In uso fin dall’impero romano per la sua “magica” proprietà di donare la visione notturna, il finocchietto selvatico è ora utilizzata per altre e più realistiche facoltà.
Si va dalle sue proprietà carminative, alle antisettiche-intestinali, per passare dalle antispasmodiche-gastriche fino ad arrivare a quelle galattologhe ed emmenagoghe-ormonali.
Traducendo in parole povere significa che il finocchio selvatico, può essere usato contro il meteorismo, l‘aerofagia, l’atonia gastrica e intestinale, l’insufficienza mestruale, la flatulenza, gli spasmi gastrici e quelli intestinali, la dispepsia putrefattiva e fermentativa e l’insufficienza lattea.

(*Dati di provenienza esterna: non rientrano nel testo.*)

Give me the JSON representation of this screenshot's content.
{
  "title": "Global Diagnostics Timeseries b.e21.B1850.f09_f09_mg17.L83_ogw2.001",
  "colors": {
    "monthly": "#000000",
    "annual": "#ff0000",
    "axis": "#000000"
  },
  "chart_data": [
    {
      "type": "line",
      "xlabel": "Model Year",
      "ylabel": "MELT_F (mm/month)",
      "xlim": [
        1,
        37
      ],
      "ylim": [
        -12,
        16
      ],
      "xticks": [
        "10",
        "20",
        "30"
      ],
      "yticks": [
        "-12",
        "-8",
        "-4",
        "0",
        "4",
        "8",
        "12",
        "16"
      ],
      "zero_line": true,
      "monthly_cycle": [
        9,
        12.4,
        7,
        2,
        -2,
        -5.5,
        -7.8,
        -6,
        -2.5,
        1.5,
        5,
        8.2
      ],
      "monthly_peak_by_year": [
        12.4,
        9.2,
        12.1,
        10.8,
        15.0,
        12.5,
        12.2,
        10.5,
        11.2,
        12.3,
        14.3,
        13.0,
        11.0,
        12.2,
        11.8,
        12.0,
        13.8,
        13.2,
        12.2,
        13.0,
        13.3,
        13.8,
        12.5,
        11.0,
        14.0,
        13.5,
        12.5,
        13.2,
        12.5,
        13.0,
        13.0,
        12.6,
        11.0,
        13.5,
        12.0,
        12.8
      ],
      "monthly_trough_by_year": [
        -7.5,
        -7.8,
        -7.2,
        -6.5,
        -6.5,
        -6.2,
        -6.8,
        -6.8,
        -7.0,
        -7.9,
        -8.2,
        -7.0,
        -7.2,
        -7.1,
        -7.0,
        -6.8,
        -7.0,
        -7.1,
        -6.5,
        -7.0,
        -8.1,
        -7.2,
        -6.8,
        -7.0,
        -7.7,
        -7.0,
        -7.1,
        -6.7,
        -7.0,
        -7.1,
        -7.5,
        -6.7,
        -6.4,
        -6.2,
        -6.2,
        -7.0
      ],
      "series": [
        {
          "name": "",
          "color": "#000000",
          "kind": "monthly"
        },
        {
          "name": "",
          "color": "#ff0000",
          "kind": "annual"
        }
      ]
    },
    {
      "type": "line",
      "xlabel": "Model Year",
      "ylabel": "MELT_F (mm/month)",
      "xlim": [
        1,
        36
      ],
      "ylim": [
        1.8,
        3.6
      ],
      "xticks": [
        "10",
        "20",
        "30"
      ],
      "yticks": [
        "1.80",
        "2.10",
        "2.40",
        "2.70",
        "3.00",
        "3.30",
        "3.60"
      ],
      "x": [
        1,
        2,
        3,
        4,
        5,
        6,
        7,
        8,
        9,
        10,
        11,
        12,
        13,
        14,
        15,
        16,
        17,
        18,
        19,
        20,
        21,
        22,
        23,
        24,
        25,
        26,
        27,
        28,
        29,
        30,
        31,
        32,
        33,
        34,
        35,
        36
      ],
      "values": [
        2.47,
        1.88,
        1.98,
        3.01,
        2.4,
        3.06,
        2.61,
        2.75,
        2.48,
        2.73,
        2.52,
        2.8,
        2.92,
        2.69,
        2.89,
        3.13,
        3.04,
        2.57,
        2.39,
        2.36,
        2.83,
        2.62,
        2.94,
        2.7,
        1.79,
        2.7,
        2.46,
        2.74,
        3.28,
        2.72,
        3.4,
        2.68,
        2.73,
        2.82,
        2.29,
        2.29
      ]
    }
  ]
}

Ottimo inoltre l’olio essenziale diluito con olio di mandorle capace di uccidere i parassiti della pelle e dei capelli.
A tavola e soprattutto nelle regioni mediterranee il finocchietto è usato per aromatizzare carni, pietanze e per confezionare un ottimo liquore carminativo e diuretico.
Attenzioni però, l’alto dosaggio può avere effetti narcotici ed irritare le mucose.